Composing An Eclipse Soundtrack For The Visually Impaired

Aug 21, 2017

The video playing on Bruce Walker’s computer screen looks ordinary enough: a few fish flit around in a small aquarium. But the soundtrack is anything but normal. Tones pile up, sputter, and jump in random, atonal bursts.

“There’s a yellow fish, an orange fish, and a blue fish,” Walker explained. “And each of those fish is represented by a particular musical instrument.”

The music responds to the fish as they move across the scene, their movements tracked by a camera. It sounds like Prokofiev’s symphonic fairy tale "Peter and the Wolf" thrown in a blender.

The piece is from Walker’s Accessible Aquarium Project: an effort to make places like aquariums, zoos, and science centers more engaging for the visually impaired.

It’s one of the many projects Walker has created at Georgia Tech’s Sonification Lab, a joint effort of the university’s psychology and interactive computing departments.

Sonification uses sound to convey information. In his lab, Walker and his team work on helping people who can’t see (i.e., the visually impaired) and can’t look (e.g., people using their eyes for tasks like driving) interact with the world around them.

Recently, they’ve undertaken a project of astronomical proportions: a soundtrack for the upcoming solar eclipse.

“Our hope was to try to take what’s happening between the sun and the moon and represent that in a way that allows a blind person to share in the experience,” Walker said.

The piece was commissioned by AT&T and visual-interpreting company Aira for a project to help a blind man experience the eclipse in Hopkinsville, KY, close to the point of greatest eclipse.

Walker and his team used data about how the eclipse will pass over Hopkinsville to structure the piece, which syncs up with the event.

The soundtrack will include elements composed in real-time based on conditions on the ground in Hopkinsville. As the temperature, brightness, and barometric pressure changes, the music will respond.

Data, data, data. A screenshot of the audio-synthesis program SuperCollider Walker and his team used to compose their eclipse soundtrack.
Credit Avrosh Kumar

Walker’s team is also composing a separate piece based on conditions in Atlanta, even though the city isn’t in the path of totality. Both will be available to stream live during the eclipse.
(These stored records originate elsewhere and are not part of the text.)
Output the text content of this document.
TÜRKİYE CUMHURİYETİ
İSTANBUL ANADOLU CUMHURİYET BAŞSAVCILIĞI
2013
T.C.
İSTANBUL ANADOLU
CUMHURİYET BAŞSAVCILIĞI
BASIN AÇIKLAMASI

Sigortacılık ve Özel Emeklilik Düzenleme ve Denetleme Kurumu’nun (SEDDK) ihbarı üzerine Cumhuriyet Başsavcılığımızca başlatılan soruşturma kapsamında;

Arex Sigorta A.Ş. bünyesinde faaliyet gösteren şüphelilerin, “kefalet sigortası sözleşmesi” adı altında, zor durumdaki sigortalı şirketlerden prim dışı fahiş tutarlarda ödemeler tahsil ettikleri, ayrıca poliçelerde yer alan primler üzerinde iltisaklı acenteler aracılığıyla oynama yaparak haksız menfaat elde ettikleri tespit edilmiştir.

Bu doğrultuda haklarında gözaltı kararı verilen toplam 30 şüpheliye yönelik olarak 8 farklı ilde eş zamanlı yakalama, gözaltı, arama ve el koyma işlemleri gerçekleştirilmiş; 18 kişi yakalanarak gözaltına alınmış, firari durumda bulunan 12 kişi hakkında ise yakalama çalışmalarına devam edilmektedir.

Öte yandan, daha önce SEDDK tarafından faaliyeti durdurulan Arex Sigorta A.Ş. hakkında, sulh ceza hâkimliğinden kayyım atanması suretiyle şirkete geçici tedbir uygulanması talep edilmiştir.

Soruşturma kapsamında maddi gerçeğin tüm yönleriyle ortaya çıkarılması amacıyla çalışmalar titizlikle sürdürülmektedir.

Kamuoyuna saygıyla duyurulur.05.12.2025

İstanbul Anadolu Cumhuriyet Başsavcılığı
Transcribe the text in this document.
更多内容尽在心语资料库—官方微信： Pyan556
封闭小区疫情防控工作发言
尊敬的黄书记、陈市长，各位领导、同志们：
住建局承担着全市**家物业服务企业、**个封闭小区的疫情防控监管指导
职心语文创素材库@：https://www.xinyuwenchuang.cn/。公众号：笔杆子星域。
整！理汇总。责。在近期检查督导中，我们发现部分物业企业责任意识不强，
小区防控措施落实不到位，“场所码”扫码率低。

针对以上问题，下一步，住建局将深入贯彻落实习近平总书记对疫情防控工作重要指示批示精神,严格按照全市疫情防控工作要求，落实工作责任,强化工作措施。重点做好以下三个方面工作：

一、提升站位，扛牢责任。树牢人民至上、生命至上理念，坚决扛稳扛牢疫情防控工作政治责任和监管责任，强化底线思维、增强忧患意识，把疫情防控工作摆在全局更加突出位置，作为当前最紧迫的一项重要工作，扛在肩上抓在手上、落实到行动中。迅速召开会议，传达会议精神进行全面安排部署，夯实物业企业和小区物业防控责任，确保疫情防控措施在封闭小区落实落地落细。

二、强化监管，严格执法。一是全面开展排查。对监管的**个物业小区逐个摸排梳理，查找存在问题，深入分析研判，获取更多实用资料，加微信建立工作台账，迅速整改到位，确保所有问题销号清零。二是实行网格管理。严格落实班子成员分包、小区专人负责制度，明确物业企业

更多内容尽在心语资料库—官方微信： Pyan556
But the project isn’t just about conveying information.

“This eclipse is this spectacular event, which makes people feel things. So, the idea was to induce those emotions in the music to arrange that way so that it lets you feel something,” said Avrosh Kumar, who worked with Walker on the piece.

Kumar worked to evoke that emotion using different sounds to play different parts of the eclipse, each produced electronically. Low, bass-heavy rumbles represent the sun. Higher frequencies represent the moon.

As the two bodies interact in the heavens, they interact in the score. The piece starts as the moon first begins to obscure the sun, builds to a climax at the point of totality, then deconstructs itself.

Kumar and his partner watched videos of other total solar eclipses for inspiration. They also consulted with visually impaired individuals.

It’s a kind of attention to detail that matters to Jane Boynton. She’s the program director of the Georgia Radio Reading Service, a 24/7 broadcast network that provides services to the visually impaired.

“I think projects like this are very valuable in order to be inclusive, in order to show people who have some limitations what’s going on in the world around them. They deserve to experience it as best they can,” she said.

Boynton’s planning to run eclipse-themed programming as the shadow of the moon passes across north Georgia Monday afternoon, August 21, triggering changes in light and temperature across the state.

That’s around the time that Walker’s team at Georgia Tech will fire up the live broadcast of their composition trying to make sure no one is left out of what’s been lauded as the most beautiful thing you can see in the sky.

“It’s more than just an astronomic event. It’s a cultural event,” Walker said. “If you’re blind, you’re not just being left out of the visual experience, you’re being marginalized from from the entire social happening.”